Anyway, on to the fun stuff:
SGP shortstop rankings:
Looks reasonable. I don’t know. We don’t have anything to compare it to yet. So let’s compare it to z-scores. For this example, I’m going to calculate my average and standard deviation for each category using all players projected for over 300 at bats.
Z-score shortstop rankings using all players with >300 AB:
Comparing those two tables, the methods agree on the top 14 shortstops. For the most part, these rankings are pretty similar. But Tulowitzki moves up a few spots in the overall rankings, which isn’t insignificant that early in the draft. Segura drops a round or two, and swaps spots with Desmond in the shortstop rankings. Andrus moves down the overall rankings a bit. Everth Cabrera moves down the overall rankings quite a lot, going from a mid-round steal to a guy who’s probably merely a decent value at his ADP.
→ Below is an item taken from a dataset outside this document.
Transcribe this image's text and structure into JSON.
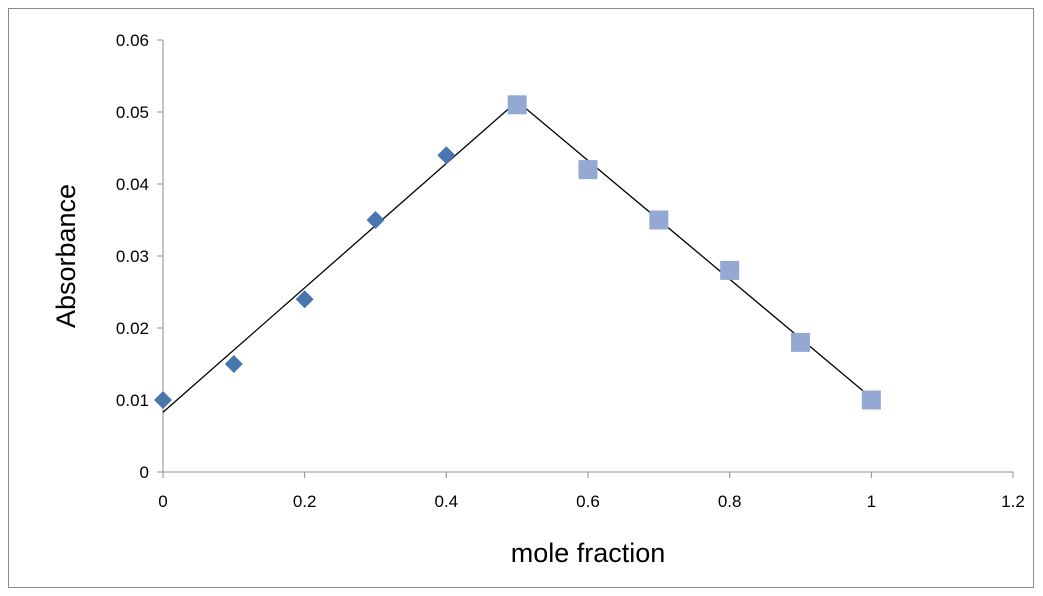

So we learned a few things there, maybe. But when I use z-scores, I don’t think it makes sense to calculate them using every player who sees significant playing time – most of those will probably never be rostered in your fantasy league. I want to compare fantasy-relevant players to other fantasy-relevant players, not waiver wire fodder. So let’s take the top 200 hitters, as determined by the initial z-score rankings, recalculate the average and standard deviation for each category using only those players, and try again.
Z-score shortstop rankings using the top 200 players:
Again, everything looks pretty similar at first glance. Alexei Ramirez drops off the list in favor of Jed Lowrie, but that’s no big deal. But Tulowitzki moves up another couple spots – he’s pushing first-round value now, even before positional adjustments. Segura and Andrus drop a little further in the overall rankings. Cabrera, who was already worth less using z-scores, is even worse with a smaller player pool. Remember, that rank of 93 is only among hitters – factor in pitchers, and Cabrera, a mid-round steal using SGP, now looks overvalued at his ADP of 106 (though we can’t say that for sure without applying positional adjustments). All things considered, simply changing the size of the player pool had as much of an effect as changing from SGP to z-scores in the first place.
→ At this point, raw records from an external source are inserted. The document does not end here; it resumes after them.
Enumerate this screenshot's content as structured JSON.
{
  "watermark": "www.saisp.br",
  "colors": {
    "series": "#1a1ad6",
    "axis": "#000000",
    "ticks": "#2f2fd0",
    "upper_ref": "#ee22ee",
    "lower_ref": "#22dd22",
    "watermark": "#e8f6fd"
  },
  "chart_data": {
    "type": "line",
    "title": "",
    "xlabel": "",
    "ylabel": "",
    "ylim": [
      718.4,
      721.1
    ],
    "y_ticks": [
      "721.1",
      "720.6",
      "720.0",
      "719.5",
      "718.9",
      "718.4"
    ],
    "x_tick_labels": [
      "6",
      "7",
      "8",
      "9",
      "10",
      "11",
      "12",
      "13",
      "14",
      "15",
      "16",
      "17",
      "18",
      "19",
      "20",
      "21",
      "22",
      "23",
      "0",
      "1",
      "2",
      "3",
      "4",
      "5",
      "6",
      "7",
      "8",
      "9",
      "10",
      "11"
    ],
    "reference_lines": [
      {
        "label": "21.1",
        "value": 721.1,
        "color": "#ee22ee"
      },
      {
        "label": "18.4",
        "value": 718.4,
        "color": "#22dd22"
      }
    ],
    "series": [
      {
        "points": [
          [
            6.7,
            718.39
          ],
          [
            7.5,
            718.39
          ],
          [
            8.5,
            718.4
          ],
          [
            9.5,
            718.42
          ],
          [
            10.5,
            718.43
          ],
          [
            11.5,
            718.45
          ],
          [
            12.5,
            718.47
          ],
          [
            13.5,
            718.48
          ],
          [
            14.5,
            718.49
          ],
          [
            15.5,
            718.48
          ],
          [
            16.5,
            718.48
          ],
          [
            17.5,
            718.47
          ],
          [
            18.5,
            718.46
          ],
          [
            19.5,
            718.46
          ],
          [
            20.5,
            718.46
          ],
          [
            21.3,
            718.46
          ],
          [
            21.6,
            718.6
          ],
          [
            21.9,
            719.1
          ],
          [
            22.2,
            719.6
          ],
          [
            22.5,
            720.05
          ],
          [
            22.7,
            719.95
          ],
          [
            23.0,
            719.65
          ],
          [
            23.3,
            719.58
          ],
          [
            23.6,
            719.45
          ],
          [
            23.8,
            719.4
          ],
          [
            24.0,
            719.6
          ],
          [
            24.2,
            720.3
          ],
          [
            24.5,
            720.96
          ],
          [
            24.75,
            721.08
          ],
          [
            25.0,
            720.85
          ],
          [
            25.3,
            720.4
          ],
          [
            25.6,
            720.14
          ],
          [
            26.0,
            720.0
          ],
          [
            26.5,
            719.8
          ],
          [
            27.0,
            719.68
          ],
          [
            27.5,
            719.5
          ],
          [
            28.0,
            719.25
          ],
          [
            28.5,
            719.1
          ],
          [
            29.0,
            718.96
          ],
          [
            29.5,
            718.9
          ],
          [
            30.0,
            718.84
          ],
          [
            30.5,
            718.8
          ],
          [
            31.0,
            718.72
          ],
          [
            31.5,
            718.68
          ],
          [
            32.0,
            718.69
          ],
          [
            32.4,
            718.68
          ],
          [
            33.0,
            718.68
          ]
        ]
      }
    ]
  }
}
Depending on which ranking method you use, you’re going to place a pretty different value on some of these players (again, with the caveat that I didn’t do positional adjustments). At the top of the shortstop rankings, Tulowitzki could be anywhere from a late second round pick to a borderline first-rounder. Cabrera’s value swings wildly depending on what system you use – he’s either a player to target fairly early, or borderline undraftable where you’d have to take him. Other players, like Hanley Ramirez or Brad Miller, are remarkably consistent across all three methods, but there’s no way to know how much of that is chance.
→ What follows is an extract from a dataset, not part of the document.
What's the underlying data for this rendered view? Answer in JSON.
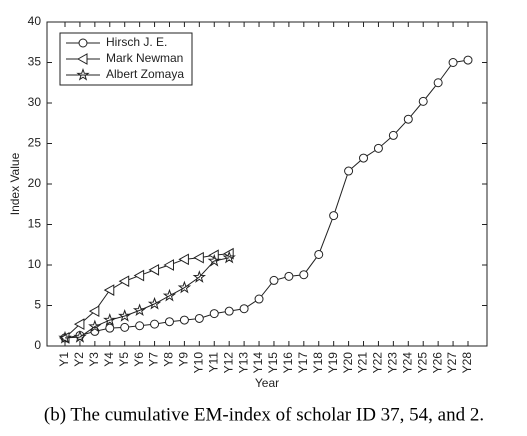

The natural thing now is to wonder is which of these systems is right. This seems like it should be solvable. I really want there to be an answer to this, a clear way to combine five categories of production into a single overall rank. Unfortunately, I’m not convinced that exists. People smarter than me have come up with a few different ways to reach that goal, and the results don’t agree with each other. Even if they did, the needs of your team are going to evolve as the draft goes on. When you pick whatever method you prefer and compile your pre-draft rankings, the numbers you get are going to look pretty absolute, there in black and white in your spreadsheet. But really, they’re more like ballpark estimates, and they could easily be totally different.